The fact that the information stored in the chips, and the need for a response from the devices used to generate the card authorization, made this use of a small microprocessor incorporated into the cards more effective, and in fact, little by little, in many countries it has been displacing the traditional card reader systems, which, although they still exist, are a kind of device in disuse for the future.
Replicating this type of card is much more complex than cloning an exclusive use card with a magnetic stripe. For this reason alone the security levels are already much higher, and, to this we must add the fact of the different operating models, remembering that the cards not only have their own smart chip but also have added levels of security starting with the personal identification numbers themselves that are not removed (another different issue is the subject of contact less payments).
The main problem lies in a universal fact: there is no total guaranteed protection for our cards in any case.
It is in the combination of security elements of the cards, the devices, and in the proper use of the cards by the user that we will find elements to minimize the risks, but these will still exist.
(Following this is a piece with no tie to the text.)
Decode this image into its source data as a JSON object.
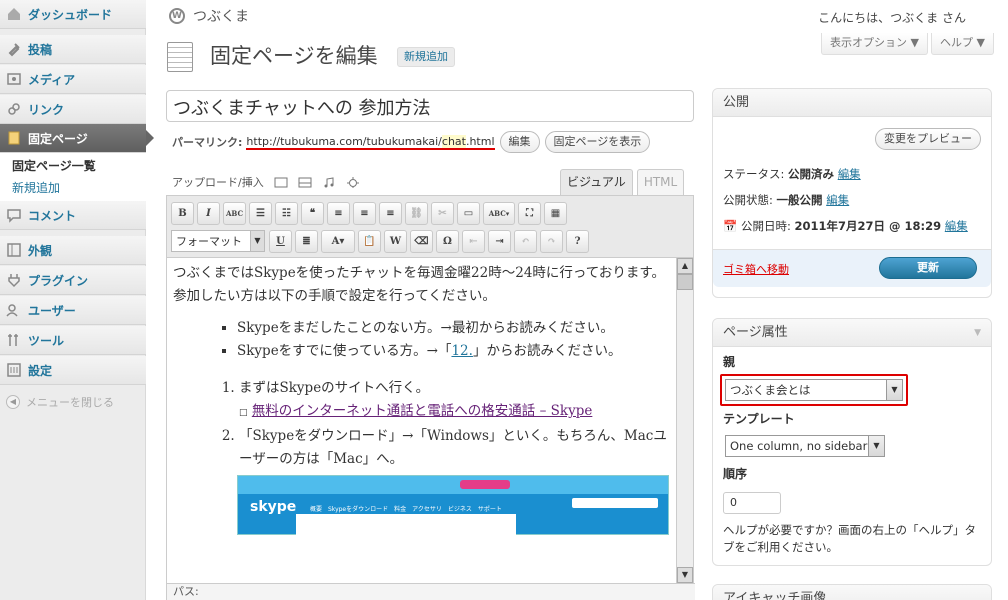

Evidently, displacing the risk of mechanical duplication inherent to magnetic stripe cards is already an achievement, but, this technology still has vulnerabilities such as malware attacks aimed at obtaining data that are not mitigated by the use of these cards since we must remember that not all transactions that we can perform require the physical presence of the card, that is, by simply using malicious software to capture data (something to which our cards are vulnerable) or by using such software to obtain personal data such as the card’s private access number, the criminal can fraudulently use our cards.
It is very important to take this into account because, if indeed these chip cards are very effective in face-to-face use, nowadays a great majority of card frauds are committed precisely in operations or actions in which the card is not present and only the data is used.
If there is one thing we have learned over the last 20 years about card vulnerabilities, it is the need to constantly evolve protection systems.
Keeping a technology unchanged for a long time means exposing the risks of vulnerabilities exponentially. In the future, payment models, which seem to be evolving more and more towards the non-physical use of cards, will be accompanied by security and barrier systems between the cards (chips) and the payment devices, with an ever-increasing search for efficiency in both areas.
On the other hand, we have also been contemplating over time the evolution in the use of cards from a practical point of view, with experiences of all kinds including, for example, those that seek to increase the presence of the user in transactions through, for example, logging into bank accounts associated with the card, as an added element of protection, something already in practice in some countries around the world in a quick and simple way, and above all adding even more levels of guarantee and security.